Questions about credentials

Gorka was born in England to Hungarian refugees, according to The Journal. He holds a doctorate in political science from a university in Budapest and has taught at the Joint Special Operations University, the National Defense University, and the Marine Corps University.

Gorka was also a reserve intelligence soldier in the British Army Reserve for a few years and taught at the George C. Marshall Center in Germany, which educated NATO and allied military officers, and the Pentagon-funded College of International Security Affairs, according to The Washington Post.

Gorka has also led lectures and seminars for FBI agents.

The Post described his academic credentials as "thin," especially in the subject area of Islam.

Unlike many scholars in his field, Gorka does not speak Arabic. He's also never lived in a majority-Muslim country, according to The Post. He said he's read the Quran, but only English translations of the texts, which could make nuances harder to detect.

"You don't have to speak Arabic to do good work in this field, but the people who don't speak Arabic realize that there are limitations to what you can do," Bloom said.

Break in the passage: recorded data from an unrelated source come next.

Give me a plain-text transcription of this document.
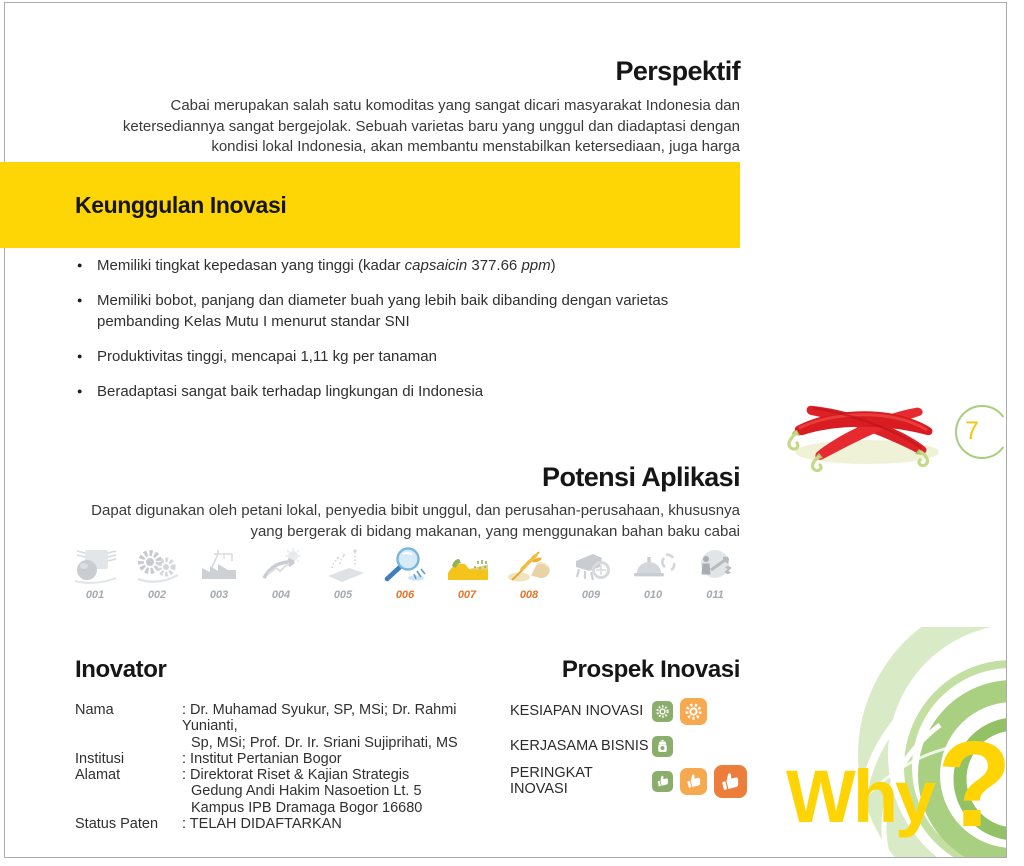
Perspektif
Cabai merupakan salah satu komoditas yang sangat dicari masyarakat Indonesia dan ketersediannya sangat bergejolak. Sebuah varietas baru yang unggul dan diadaptasi dengan kondisi lokal Indonesia, akan membantu menstabilkan ketersediaan, juga harga
Keunggulan Inovasi
● Memiliki tingkat kepedasan yang tinggi (kadar capsaicin 377.66 ppm)
● Memiliki bobot, panjang dan diameter buah yang lebih baik dibanding dengan varietas pembanding Kelas Mutu I menurut standar SNI
● Produktivitas tinggi, mencapai 1,11 kg per tanaman
● Beradaptasi sangat baik terhadap lingkungan di Indonesia
7
Potensi Aplikasi
Dapat digunakan oleh petani lokal, penyedia bibit unggul, dan perusahan-perusahaan, khususnya yang bergerak di bidang makanan, yang menggunakan bahan baku cabai
001	002	003	004	005	006	007	008	009	010	011
Inovator
Nama	: Dr. Muhamad Syukur, SP, MSi; Dr. Rahmi Yunianti,
Sp, MSi; Prof. Dr. Ir. Sriani Sujiprihati, MS
Institusi	: Institut Pertanian Bogor
Alamat	: Direktorat Riset & Kajian Strategis
Gedung Andi Hakim Nasoetion Lt. 5
Kampus IPB Dramaga Bogor 16680
Status Paten	: TELAH DIDAFTARKAN
Prospek Inovasi
KESIAPAN INOVASI
KERJASAMA BISNIS
PERINGKAT INOVASI	Why ?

Bloom also pointed to Gorka's apparent lack of academic credentials. Several other sources within the community of terrorism and national-security experts and analysts also said Gorka's work is not widely cited among such professionals.

Smith portrayed Gorka's work as not being taken seriously.

"Terrorism researchers and analysts are largely unfamiliar with his work because he is neither a terrorism researcher engaged in novel research work, data collector, nor a formally trained intelligence analyst," Smith said.

Gorka doesn't seem bothered by his unconventional background. He suggested to The Post that he writes more for people fighting terrorism in the field than for academics in the US.

And of course the administration he's working for includes many people who aren't part of the Washington establishment. Trump's calls to "drain the swamp" were popular with his supporters during the election.

"What I care about is if somebody in the field is reading my article," Gorka told The Post. "I see myself as somebody who supports the bravest of the brave — the warfighter. Publish or be damned? I'll be damned, thank you very much."